Grace: Yeah, yeah. We discuss some of the moves beforehand, like, “Let’s see what you’re working on.” If we have similar goals, our essential moves that we’re working on, then we try to coach each other through them, and again, I have to get better at taking his criticisms, because I know he’s got a lot of knowledge, but sometimes I’m like, “I don’t want to hear it, I don’t want to hear it, I just want to move, you know?”
Al: I’ll tell you what: sometimes she’ll be watching one of your videos and be like, “I got this really great pointer from Ryan.” I was like, “I gave you that same cue.”
Grace: I don’t even hear it. I don’t even hear it when he said it. I’m like, “I don’t remember. I know Ryan said it for sure.”
Ryan: That is hilarious: selective listening. I love it.
Grace: It’s true.
Ryan: That is so awesome. I apologize, Al. I hope it’s not a strain on your …
Al: No, I’m glad that it’s you. There’s other people who annoy me, but if it’s you, I’m like, “Listen to Ryan, he’s a good coach.”
Grace: He is. Seriously.
Ryan: That cracks me up. I love it, I love it. I completely forgot my next question, I was leading into this. Here we go: Looking at men and women, I’m going to ask you this, Al, and then Grace, this is one for you. What is your advice for a guy, and what is your advice for a gal if you’re just getting back into movement, exercise, whatever you want to do, where do you think you should start, and what should, mentally, your approach, what should it be? Al, you and I kind of talked about this the other day, but would love to hear your ideas about this as well.

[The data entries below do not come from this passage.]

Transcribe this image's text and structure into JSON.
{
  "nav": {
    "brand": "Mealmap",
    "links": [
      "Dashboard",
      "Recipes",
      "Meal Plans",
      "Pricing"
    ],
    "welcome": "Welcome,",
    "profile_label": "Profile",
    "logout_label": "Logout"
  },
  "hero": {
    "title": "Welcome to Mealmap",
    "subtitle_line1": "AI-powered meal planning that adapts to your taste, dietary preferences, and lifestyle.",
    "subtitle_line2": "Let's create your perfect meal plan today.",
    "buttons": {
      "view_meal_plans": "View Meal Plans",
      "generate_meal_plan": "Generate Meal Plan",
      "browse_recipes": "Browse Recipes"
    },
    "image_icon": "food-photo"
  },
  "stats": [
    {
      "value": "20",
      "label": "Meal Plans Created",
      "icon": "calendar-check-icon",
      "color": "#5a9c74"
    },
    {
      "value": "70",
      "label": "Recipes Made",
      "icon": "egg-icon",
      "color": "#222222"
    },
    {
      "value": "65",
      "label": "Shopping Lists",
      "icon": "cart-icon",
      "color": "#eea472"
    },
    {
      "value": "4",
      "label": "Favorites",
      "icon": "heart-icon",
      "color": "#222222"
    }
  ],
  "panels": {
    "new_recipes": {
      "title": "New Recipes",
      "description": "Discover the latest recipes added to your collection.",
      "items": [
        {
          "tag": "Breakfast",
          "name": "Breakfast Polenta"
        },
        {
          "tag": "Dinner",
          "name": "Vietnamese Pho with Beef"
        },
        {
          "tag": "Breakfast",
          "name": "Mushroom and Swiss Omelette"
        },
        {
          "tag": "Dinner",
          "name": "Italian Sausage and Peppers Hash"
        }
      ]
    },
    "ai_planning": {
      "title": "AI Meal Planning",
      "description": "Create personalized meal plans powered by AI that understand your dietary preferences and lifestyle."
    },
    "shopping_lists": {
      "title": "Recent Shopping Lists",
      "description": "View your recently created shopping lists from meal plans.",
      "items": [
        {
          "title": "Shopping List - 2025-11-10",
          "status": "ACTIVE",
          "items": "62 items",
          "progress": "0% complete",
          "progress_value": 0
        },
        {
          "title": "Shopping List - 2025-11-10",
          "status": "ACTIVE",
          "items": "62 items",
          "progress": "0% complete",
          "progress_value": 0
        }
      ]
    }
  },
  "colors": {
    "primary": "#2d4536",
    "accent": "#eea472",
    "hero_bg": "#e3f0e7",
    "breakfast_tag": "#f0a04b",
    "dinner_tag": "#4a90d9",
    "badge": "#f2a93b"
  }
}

Al: We’ve been talking a lot about the differences, but my advice would really be the same to both people in the beginning, which is just focus on squats, pushups, pullups, being consistent. What do you think?
Grace: For the men, I would say embrace the bridge, and for the women I would say work towards that one pullup, man, and get those pushup reps in. Those were big game-changers for me, and they do make you get abs, man. I hate when girls are like, “What exercise can I do to do my abs?” I’m like, “Pushup, pullup. Let’s go do it.” Definitely that.
Al: I feel like when Grace and I train people, a lot of the time we give them targeted, specific ab work just to appease them …
Grace: It’s true.
Al: We know they’re working their abs doing these other movements, but it’s like, “You want to feel the burn right here, we’re going to give you that. Fine, here it is.”
Ryan: That’s good, I love it. I love it. Thank you so much, guys, for being on, and it would be great to have you guys on again another time.
Al: It was a pleasure.
Ryan: Thank you. Looking forward to talk again, and keep having fun. That’s what it’s about, right?
Grace: Yeah. Thank you, Ryan, for having us, man.